After that point you can see our final draft of the visualization emerge as it is above. Color is used to
encode the walking
route of each piece of data across the whole visualization to give everything a unified feel. In the map,
routes are mapped out spatially with a line. In the bar chart, travel time is encoded with length on an
aligned axis so that comparison is simple. For the violin chart, cost is encoded with length on an aligned
axis as well, and distribution proportion is encoded with width of the violin shape. Hovering over any piece
of data in these three charts will highlight the data corresponding to that route in the other two charts,
as well as display a tooltip with more specific information relevant to that chart. Additionally, the
box in the upper left hand corner will allow you to filter the information that is displayed in all three
charts so that you do not have to look at all of the routes at once. Doing this will adjust the axes of the
bar and violin charts so that you can get a more accurate view of the information being displayed.

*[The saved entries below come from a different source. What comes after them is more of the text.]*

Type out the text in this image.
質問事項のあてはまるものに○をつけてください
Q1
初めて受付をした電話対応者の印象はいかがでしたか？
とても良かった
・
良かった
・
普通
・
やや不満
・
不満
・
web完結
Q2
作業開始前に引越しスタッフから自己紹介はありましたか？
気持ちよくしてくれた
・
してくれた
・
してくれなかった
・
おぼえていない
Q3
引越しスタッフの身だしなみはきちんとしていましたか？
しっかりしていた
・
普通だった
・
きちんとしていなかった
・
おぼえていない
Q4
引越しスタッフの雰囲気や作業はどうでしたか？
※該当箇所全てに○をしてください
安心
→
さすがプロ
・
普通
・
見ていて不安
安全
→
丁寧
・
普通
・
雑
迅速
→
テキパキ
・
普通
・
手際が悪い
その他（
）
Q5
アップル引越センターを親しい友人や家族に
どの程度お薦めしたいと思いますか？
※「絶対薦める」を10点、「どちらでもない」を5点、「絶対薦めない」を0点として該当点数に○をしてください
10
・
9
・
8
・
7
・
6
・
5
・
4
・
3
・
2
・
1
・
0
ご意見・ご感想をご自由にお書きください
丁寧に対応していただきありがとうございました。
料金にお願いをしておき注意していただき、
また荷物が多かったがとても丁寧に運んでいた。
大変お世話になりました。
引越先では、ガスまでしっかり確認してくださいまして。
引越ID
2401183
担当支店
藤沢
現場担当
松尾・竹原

Over the course of this project we have spent a lot of time planning our data collection, implementing that
data collection, and creating a viable and useful visualization off of that material. The primary focus has been
on
the difficulty and danger involved in using both sides of the park - there
is not effective way to cross from one side of the park to the other. Our main takeaway is that there is no
perfect solution to this issue, rather there is an array of possibilities for the neighborhood association to
discuss. We hope that the data we have collected and presented aids their discussion and deliberation of the
matter. If we could go back and
improve, we would
try and collect data from more robust sources - what we ended up with provides interesting results, but
doesn't allow for as complex of a visualization as we would have liked. This would make for a more engaging
outcome.
Going forward, we would like to shift more towards the aspect of safety. We tried to provide some focus to
the matter
but it did not end up making the final cut of our visualization. Doing enough research and data collection to
accurately and effectively portray the relative safety of each potential pedestrian crossing would allow us
to create a more comprehensive view of the crossing issue. This would provide another important
factor in comparing different solutions. Additionally, it would make sense to investigate the effects our
solutions could have on commuters - how would the addition of these potential delays slow down traffic? These
and other questions would be important to answer. Only then could we would expect our visualization to shift
more towards making a final decision on the best solution. For now, we have set the basics out for a robust
and important discussion about pedestrian safety and convenience in the Chester Square neighborhood.